Slobodan Praljak svjedoči u svoju odbranuSlobodan Praljak svjedoči u svoju odbranu

Former commander of the HVO Main Staff Slobodan Praljak continued his evidence today, claiming that the UNHCR evacuated Muslim displaced persons and refugees from collection centers in Croatia to third countries during the war, contesting the prosecution allegation that the Croatian authorities did that.

The UNHCR, as Praljak put it, ‘for logically unknown reasons spread panic’ among the refugees in Gasinci, Obonjan and other refugee centers in Croatia ‘spreading lies’ that the Croatian authorities would suspend their refugee status and that they had nowhere to return because the security situation in BH was volatile; their aim was to persuade the refugees to go to third countries. When the judges asked Praljak why in his opinion the UNHCR ‘played that game’, Praljak said that he had no idea.

Quoting from the book I was Alija’s Diplomat by Muhamed Filipovic, Praljak tried to illustrate his earlier argument that the Muslim leadership headed by Alija Izetbegovic was not prepared when the war broke out. This is why, Praljak maintained, it was necessary to establish Herceg Bosna to ‘defend BH’ against the Serbian aggressor. Its other goal, Praljak said, was to accomplish ‘the mirror equality’ of the Croatian people in BH.

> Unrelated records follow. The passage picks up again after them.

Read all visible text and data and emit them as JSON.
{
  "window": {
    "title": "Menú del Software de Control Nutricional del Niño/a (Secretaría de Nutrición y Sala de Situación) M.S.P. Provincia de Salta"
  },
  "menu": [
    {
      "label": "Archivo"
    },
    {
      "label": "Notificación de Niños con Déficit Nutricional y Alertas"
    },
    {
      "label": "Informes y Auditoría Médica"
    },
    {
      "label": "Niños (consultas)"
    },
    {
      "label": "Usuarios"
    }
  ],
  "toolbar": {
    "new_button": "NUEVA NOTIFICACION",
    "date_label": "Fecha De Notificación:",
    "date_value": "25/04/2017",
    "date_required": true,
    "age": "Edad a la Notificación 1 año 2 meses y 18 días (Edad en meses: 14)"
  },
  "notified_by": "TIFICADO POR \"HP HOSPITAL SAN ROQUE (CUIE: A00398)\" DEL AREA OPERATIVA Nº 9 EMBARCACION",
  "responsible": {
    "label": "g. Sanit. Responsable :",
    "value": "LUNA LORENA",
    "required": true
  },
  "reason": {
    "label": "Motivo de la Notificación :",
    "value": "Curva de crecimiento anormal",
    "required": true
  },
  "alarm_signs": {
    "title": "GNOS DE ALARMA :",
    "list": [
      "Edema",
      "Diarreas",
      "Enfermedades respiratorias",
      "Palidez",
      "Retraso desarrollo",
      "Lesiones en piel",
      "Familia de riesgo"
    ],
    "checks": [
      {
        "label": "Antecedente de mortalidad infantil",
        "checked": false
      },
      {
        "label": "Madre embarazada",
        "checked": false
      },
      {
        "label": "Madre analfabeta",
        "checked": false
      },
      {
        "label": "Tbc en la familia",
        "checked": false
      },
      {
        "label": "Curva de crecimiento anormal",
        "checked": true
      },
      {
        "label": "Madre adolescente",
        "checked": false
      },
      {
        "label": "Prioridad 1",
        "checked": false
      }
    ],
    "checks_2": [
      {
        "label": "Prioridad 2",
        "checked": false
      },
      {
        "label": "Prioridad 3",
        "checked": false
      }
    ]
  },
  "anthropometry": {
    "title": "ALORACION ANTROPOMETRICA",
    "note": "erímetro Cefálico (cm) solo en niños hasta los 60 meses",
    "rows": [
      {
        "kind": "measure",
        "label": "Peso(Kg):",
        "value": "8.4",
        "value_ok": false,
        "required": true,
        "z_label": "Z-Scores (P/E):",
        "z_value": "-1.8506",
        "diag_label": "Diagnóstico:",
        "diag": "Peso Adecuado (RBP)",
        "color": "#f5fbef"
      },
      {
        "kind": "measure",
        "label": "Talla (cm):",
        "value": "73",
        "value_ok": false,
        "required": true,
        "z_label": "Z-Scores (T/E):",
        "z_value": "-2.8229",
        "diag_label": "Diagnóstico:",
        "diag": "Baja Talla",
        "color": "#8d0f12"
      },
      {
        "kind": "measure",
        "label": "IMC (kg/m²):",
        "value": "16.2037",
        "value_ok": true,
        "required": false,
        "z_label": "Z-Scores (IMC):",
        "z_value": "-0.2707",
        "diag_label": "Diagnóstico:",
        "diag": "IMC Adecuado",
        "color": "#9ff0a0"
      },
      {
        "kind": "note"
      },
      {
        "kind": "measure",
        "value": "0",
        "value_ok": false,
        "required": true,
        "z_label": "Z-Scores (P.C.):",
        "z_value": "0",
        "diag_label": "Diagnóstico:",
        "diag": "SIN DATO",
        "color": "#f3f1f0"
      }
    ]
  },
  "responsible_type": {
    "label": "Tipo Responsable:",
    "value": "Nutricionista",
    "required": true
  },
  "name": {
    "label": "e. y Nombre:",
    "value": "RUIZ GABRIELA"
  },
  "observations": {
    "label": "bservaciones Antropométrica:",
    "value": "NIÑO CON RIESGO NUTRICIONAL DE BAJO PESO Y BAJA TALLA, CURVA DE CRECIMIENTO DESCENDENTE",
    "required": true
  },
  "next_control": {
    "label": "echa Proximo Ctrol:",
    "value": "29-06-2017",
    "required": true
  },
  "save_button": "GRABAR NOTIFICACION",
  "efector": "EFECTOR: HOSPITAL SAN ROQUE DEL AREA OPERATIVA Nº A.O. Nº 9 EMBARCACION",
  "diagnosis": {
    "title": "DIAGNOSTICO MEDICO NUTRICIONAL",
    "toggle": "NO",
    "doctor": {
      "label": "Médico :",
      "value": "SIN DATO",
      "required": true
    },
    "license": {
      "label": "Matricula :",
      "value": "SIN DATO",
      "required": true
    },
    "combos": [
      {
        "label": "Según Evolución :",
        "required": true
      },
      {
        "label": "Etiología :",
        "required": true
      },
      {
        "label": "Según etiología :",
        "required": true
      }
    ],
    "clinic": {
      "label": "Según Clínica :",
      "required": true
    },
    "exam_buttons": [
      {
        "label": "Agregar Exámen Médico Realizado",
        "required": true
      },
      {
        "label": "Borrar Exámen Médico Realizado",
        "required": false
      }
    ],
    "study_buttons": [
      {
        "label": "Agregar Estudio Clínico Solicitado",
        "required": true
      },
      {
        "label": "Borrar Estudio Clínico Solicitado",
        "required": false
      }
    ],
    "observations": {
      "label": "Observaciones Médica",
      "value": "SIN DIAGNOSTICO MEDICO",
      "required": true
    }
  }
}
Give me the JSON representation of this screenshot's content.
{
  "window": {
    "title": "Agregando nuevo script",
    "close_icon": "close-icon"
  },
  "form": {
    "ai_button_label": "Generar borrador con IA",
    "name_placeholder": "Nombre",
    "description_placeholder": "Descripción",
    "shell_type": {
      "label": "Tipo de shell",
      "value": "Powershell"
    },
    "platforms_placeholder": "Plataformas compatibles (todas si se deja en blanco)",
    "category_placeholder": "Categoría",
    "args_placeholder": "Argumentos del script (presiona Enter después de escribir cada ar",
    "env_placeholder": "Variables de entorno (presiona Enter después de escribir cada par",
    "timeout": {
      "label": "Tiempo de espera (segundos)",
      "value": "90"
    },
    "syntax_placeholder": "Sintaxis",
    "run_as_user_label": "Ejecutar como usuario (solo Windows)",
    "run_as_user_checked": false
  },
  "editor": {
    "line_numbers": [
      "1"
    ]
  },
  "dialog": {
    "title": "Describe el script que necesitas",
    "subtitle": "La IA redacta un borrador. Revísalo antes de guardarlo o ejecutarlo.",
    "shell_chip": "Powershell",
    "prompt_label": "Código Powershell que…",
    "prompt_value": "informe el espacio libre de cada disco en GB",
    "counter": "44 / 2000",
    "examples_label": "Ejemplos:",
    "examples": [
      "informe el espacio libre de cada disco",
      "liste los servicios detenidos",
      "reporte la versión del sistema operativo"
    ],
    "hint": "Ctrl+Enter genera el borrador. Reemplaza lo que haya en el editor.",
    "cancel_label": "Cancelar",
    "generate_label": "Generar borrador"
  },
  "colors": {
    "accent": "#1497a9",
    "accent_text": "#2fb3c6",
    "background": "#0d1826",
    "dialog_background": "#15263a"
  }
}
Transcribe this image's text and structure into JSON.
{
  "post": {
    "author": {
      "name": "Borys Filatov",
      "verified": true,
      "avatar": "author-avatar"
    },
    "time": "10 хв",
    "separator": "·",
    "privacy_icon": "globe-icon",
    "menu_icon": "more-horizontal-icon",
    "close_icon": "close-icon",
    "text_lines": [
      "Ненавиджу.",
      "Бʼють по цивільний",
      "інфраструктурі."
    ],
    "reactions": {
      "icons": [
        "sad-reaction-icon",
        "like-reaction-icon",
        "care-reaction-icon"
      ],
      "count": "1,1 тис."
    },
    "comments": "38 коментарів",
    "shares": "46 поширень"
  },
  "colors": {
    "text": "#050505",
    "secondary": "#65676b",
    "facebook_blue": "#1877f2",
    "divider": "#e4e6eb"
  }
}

Praljak used quotes from Filipovic’s book about the period before the war in BH to demonstrate Izetbegovic’s ‘blind trust’ in the JNA as the ‘army of peace’. Before the war Izetbegovic declined the offer to enter a loose confederation with Slovenia and Croatia and thus missed the opportunity, in Praljak’s view, to defend BH against the Serbian aggression. As Praljak put it, BH was saved by HVO soldiers.

Izetbegovic at first believed that he could get the whole of BH which he would then set up according to Islamic laws, Praljak claims. After Izetbegovic saw it was impossible, he tried to get at least a part of the territory; the rest would be annexed to Serbia and Croatia. However, since Izetbegovic talked to Serbs about transferring Muslims from Sandzak to Eastern Herzegovina, Croats were not happy with that plan.

As he presented his opinions of this sort, Praljak managed to slip in that he ‘had a very good opinion’ of Izetbegovic as a human being, adding that although Izetbegovic was formally a head of state he never had the actual power to make decisions. Izetbegovic left all major decisions for ‘later’, because he needed time to hear what Omer Behmen and Hasan Cengic – who pulled the strings – thought of them.

Since Praljak quoted often from Filipovic’s book to illustrate his views, Swiss judge Stefan Trechsel reminded him that the author claims in the same book that the HDZ had the same goal as the SDS, that is to annex parts of BH to Croatia. It was a conclusion Filipovic reached later, Praljak said, adding that he didn't have to accept it.